岩佐: 軽さや動きやすさを求める男子選手が履くことが多いみたいですね。その代わりクッション性はないんですが。

フットサルシューズの、アシックスのTOQUEを履いている男子選手が、全日本のランカーでもいました。

── 足が地面を掴む感覚とかは確かにありそうですよね。でも上級者向けのトレンドですよね。

岩佐: そうですね。足の筋力に自信がある上級者が履けば、軽くて動きやすく、グリップも効くと思います。

私が知っている範囲では、かつて江藤慧選手(クローバー歯科カスピッズ)が、フットサルシューズ特有の軽量さとグリップ力、あとデザイン性を気に入って履いていた時期がありました。今は卓球メーカーのシューズに戻しているようです。

ただ、クッションがないので、一般のプレーヤーが履いてプレーすると疲れるはずです。

── お店で薦めることはあるんですか。

岩佐: いや、それはないです(笑)。

バドミントンシューズは、年配の方で足が痛い方に1万円前後のクッション性の高い商品を紹介したことはあります。卓球シューズでクッション性の高いものは、もう少し値段がしてしまうので。試合のルール上は、問題ないですから。

卓球シューズならではの良さは

── 逆に卓球シューズならではの良さはどんなところですか。

岩佐: 左右の動きには本当に強いですね。

先週来たお客さんにウェーブメダル7を履いたお客さんが“壁を蹴って戻るような感覚”と言っていて、まさにそうした体感を得られますよね。

最近の調査では、卓球は前後の動きが多いという調査結果もあったりして、まだまだ卓球ならではの動きをサポートする形で卓球専用シューズは進化していくと思います。

卓球売り場で卓球の楽しさを伝えてきた

── ご自身も卓球愛好家であり、量販店の卓球売り場で10年接客を続けてきて良かったと感じるのは、どんなときですか。

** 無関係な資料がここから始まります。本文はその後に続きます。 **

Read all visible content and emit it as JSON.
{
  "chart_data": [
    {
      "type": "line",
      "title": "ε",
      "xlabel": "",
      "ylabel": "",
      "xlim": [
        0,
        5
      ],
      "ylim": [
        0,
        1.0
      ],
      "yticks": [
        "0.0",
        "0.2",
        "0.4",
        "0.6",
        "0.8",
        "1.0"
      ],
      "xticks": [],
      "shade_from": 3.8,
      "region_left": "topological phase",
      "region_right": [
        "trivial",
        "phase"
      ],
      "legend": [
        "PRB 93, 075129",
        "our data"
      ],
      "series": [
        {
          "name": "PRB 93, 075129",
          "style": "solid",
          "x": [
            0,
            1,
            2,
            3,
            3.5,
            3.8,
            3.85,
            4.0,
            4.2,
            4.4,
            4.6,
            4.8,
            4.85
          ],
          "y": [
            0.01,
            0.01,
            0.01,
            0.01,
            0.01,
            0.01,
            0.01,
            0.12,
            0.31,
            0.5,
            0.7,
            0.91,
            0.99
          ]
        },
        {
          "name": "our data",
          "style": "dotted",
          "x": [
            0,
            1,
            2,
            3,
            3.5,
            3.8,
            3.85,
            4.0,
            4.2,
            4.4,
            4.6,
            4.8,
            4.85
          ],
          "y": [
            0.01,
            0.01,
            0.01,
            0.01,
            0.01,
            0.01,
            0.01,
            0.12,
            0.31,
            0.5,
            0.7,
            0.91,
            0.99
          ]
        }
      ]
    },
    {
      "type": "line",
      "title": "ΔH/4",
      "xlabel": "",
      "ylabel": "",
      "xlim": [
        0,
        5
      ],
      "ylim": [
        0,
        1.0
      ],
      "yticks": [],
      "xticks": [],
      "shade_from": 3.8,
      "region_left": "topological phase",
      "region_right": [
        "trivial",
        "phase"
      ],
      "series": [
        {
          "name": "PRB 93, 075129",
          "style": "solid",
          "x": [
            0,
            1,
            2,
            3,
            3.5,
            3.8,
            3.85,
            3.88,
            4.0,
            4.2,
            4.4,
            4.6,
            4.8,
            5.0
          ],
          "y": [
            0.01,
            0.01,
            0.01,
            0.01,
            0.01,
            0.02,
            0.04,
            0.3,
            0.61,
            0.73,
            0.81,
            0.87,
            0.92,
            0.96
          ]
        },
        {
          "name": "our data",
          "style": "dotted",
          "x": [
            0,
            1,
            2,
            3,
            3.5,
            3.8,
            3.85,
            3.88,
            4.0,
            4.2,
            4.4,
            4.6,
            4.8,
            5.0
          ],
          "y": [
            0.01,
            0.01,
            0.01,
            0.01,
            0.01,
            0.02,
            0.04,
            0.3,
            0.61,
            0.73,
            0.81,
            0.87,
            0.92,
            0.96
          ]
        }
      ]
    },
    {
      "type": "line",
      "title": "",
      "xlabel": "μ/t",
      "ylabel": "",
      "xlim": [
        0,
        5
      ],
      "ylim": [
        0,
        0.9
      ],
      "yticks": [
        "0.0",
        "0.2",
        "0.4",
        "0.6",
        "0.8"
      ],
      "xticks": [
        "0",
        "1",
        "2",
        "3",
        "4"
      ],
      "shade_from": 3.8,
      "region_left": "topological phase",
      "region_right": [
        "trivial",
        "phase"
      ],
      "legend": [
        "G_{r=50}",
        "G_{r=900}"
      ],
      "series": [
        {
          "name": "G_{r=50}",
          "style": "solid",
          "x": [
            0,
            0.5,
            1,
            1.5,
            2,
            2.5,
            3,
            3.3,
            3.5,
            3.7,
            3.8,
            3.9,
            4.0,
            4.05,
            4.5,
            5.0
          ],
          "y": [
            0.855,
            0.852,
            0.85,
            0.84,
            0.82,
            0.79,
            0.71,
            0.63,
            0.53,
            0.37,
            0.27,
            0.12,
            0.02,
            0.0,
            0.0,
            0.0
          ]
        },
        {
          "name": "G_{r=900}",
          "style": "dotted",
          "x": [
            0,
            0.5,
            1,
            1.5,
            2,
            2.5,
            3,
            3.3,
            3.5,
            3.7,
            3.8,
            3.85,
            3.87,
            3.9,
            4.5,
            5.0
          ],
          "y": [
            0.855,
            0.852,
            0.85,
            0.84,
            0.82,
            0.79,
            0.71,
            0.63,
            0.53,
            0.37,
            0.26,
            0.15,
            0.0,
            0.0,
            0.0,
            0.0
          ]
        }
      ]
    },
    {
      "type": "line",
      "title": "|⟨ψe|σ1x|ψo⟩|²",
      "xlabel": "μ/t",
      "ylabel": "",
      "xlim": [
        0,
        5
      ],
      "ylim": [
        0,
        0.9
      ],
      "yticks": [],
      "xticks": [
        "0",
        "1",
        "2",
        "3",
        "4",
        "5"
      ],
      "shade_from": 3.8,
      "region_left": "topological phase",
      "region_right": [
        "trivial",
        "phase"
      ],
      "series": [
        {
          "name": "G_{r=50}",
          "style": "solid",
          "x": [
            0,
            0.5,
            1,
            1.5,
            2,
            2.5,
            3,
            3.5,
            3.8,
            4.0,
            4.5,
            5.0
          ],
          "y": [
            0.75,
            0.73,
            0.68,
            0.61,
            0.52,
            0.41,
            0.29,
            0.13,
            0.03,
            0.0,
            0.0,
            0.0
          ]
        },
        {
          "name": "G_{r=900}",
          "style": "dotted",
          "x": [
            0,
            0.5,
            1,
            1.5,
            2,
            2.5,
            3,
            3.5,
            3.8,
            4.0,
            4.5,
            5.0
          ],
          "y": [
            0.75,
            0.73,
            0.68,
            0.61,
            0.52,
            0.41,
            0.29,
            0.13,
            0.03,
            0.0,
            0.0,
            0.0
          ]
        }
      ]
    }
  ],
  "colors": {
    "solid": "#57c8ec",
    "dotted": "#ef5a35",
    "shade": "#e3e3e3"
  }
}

岩佐: お店の売り場で試打をスタートさせて約7年です。当時話題になって一番最初の頃に来てくれていた中学生たちが、高校生、大学生になっても、今もまだお店に来てくれます。彼らが卓球を辞めずに続けてくれている一つのモチベーションに、この売り場がなっているとしたら嬉しいですね。

中学生のときは私が勝っていたのに、大学生の今は私がボコボコにされるんですが(笑)、こんなに強くなったんだなあと嬉しくなります。

中学校の卓球部員は多いんですが、高校で続ける割合は低い状況です。高校、大学でも卓球を続けようと思うくらいに卓球の楽しさを、この売り場が伝えていければと思います。

── 良い話ですね。そして、卓球はその後もずっと続けられるスポーツですからね。ありがとうございました。